The three negligence causes of action are also attacked on the basis that they are duplicative. The same analysis as above pertains. Defendants contend, though, that negligence per se is really just negligence. That is correct as a legal matter. The per se part of the doctrine does not define or create the duty; it creates the standard of care for a duty that otherwise exists. In other words, the duty must come from elsewhere. (California Service Station & Auto Repair Ass’n. v. American Home Assurance Co. (1998) 62 Cal.App.4th 1166.) Even so, again, the cause of action does no harm and there is no confusion as to whether plaintiffs are alleging that a duty existed.
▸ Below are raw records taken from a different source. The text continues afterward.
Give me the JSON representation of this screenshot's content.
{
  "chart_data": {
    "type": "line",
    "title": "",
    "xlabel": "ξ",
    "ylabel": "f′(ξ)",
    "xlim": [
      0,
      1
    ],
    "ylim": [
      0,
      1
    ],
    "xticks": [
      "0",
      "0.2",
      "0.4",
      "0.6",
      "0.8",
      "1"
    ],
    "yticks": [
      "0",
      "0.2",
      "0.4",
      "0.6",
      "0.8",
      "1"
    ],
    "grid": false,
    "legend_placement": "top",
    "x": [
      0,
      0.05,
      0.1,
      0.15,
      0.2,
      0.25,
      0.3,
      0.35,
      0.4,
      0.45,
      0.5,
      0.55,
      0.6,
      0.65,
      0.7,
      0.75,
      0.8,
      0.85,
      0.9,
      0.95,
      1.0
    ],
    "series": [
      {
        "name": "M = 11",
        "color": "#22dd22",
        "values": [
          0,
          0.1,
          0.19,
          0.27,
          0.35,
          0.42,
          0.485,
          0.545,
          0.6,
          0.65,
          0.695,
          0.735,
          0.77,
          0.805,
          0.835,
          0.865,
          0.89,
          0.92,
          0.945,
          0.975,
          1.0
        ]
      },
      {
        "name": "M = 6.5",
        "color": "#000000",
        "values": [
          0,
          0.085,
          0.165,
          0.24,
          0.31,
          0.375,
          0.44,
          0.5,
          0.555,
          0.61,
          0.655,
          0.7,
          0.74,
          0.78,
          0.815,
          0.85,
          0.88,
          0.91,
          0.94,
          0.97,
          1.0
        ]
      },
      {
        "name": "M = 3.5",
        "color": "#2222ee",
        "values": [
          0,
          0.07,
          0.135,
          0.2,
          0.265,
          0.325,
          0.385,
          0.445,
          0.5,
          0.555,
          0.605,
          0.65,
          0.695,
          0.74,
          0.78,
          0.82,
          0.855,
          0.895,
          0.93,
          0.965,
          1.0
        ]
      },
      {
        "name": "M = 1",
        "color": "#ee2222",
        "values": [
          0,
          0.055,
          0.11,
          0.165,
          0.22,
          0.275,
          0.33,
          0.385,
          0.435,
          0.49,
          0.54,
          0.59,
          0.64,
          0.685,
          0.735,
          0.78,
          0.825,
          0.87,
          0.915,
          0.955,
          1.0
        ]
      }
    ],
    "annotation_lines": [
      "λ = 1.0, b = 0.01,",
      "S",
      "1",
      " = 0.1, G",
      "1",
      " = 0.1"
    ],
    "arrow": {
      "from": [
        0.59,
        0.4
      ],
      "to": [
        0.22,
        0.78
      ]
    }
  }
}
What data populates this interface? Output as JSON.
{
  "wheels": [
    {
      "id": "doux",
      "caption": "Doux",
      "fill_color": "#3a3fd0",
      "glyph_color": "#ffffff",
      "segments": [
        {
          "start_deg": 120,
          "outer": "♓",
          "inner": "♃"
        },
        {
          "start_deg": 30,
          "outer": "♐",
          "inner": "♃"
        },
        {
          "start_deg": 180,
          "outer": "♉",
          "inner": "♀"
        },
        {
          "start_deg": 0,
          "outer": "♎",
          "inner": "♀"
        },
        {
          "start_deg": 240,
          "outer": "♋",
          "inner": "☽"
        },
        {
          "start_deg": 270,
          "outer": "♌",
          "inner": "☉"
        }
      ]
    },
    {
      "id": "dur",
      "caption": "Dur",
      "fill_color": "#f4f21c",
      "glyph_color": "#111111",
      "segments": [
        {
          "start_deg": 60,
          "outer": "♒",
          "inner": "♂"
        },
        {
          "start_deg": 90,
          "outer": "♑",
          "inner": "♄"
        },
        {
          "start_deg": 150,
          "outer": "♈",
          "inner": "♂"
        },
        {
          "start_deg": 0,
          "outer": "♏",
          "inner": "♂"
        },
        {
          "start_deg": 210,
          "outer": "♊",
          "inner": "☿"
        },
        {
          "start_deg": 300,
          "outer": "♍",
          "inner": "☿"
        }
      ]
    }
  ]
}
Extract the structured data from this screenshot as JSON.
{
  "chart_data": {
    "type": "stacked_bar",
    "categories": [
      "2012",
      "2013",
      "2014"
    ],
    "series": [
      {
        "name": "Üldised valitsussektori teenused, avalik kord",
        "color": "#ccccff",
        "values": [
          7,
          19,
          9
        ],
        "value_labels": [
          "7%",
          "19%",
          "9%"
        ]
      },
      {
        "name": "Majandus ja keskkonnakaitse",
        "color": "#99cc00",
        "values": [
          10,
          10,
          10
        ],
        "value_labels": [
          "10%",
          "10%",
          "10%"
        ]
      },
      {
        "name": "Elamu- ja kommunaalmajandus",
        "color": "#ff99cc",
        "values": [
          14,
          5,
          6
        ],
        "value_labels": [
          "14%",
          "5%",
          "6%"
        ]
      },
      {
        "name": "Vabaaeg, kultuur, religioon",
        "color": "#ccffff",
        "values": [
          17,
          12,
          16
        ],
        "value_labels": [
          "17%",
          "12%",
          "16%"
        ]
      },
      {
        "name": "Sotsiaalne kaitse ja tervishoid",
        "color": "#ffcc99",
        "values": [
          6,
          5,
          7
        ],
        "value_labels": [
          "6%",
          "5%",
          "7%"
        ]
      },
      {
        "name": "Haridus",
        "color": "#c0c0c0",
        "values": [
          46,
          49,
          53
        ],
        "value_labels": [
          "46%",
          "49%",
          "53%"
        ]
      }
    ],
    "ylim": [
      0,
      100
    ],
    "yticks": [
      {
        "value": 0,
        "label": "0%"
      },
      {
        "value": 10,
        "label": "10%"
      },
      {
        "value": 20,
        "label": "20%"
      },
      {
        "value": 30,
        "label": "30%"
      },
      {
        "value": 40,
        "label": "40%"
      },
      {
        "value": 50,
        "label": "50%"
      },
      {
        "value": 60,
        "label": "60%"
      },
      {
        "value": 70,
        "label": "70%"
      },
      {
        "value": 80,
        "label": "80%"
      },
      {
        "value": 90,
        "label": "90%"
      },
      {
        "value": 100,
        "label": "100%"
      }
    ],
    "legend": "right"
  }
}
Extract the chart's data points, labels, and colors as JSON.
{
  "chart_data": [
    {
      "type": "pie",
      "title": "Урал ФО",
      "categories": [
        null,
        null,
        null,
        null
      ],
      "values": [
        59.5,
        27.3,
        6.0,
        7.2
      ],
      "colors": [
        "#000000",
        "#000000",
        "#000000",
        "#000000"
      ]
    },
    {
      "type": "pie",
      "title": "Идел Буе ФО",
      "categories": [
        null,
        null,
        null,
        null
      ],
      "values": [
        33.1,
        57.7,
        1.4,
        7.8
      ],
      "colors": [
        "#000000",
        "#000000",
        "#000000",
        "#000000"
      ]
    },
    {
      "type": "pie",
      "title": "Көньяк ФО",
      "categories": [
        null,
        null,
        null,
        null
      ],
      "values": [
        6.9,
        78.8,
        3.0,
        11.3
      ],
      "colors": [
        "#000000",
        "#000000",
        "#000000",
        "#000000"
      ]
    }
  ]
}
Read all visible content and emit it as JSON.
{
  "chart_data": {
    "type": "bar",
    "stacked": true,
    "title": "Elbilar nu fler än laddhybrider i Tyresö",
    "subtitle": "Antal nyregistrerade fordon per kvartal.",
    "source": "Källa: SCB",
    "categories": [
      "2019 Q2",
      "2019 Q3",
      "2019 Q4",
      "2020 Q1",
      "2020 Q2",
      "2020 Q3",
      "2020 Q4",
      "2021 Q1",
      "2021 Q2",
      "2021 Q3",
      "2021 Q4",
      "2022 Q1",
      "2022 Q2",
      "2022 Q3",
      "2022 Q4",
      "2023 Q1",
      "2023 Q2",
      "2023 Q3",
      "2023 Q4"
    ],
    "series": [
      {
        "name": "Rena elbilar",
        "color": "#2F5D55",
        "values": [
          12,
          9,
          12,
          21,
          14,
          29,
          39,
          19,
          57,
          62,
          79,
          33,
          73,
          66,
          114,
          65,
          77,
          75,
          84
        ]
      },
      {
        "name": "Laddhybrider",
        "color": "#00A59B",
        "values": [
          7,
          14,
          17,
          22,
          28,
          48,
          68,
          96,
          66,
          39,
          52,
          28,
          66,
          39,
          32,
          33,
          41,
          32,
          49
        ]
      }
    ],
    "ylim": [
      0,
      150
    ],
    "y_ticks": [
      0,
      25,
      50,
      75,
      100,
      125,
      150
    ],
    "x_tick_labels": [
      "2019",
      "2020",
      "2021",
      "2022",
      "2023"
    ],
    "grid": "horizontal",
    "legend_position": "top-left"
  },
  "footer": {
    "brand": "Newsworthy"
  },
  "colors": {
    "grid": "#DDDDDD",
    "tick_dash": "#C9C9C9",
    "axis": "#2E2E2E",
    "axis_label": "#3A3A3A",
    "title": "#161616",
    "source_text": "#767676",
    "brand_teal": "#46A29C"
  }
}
For now, and because it might be an alternative “count” of negligence, the court will OVERRULE the demurrers to the negligence causes of action to the extent they go to a claim of being duplicative.
The cause of action for Intentional infliction of emotional distress is attacked on the theory that the alleged conduct is not sufficiently outrageous. The court must agree. Failing to do the construction properly, and even lying about it to get the job or to hide overbilling, is not so outrageous as to qualify for this tort. The demurrer is SUSTAINED WITH LEAVE TO AMEND. If plaintiff has additional details that takes this beyond the realm of poor construction or even fraudulent representations, plaintiff can allege it. If not, the court would prefer that plaintiff move on. The cause of action also does not seem to add anything to the case.
The demurrer as to the fraud claim is SUSTAINED WITH LEAVE TO AMEND. The court agrees with the defense that opinions are not actionable, and generally statements about future events are not actionable. But not everything alleged falls in that category. For example, a promise to use licensed subcontractors when one intends to use cheaper unlicensed subcontractors is fraud. Accordingly, the problem is not that everything alleged to have been said cannot be fraud; rather, the problem here is that plaintiff needs to allege with greater specificity exactly what was said and when. In a fraud case, specificity is required and it is not adequately alleged here. Dates, times, and (to the extent possible) exact quotes or at least specific recitations need to be alleged.
Finally, last two causes of action are not proper. The twelfth cause of action cites to Business and Professions Code section 7160. But the court agrees with the defense that it constitutes a remedy, not a cause of action. The same is true of unjust enrichment. Because there is no way to turn something that is not a cause of action into a cause of action, the demurrers are SUSTAINED WITHOUT LEAVE TO AMEND. But lest there be any doubt, in the likely-to-be-filed amended pleading plaintiff may amend the prayer as it relates to other causes of action to assert these remedies.
Plaintiff has 30 days’ leave to amend.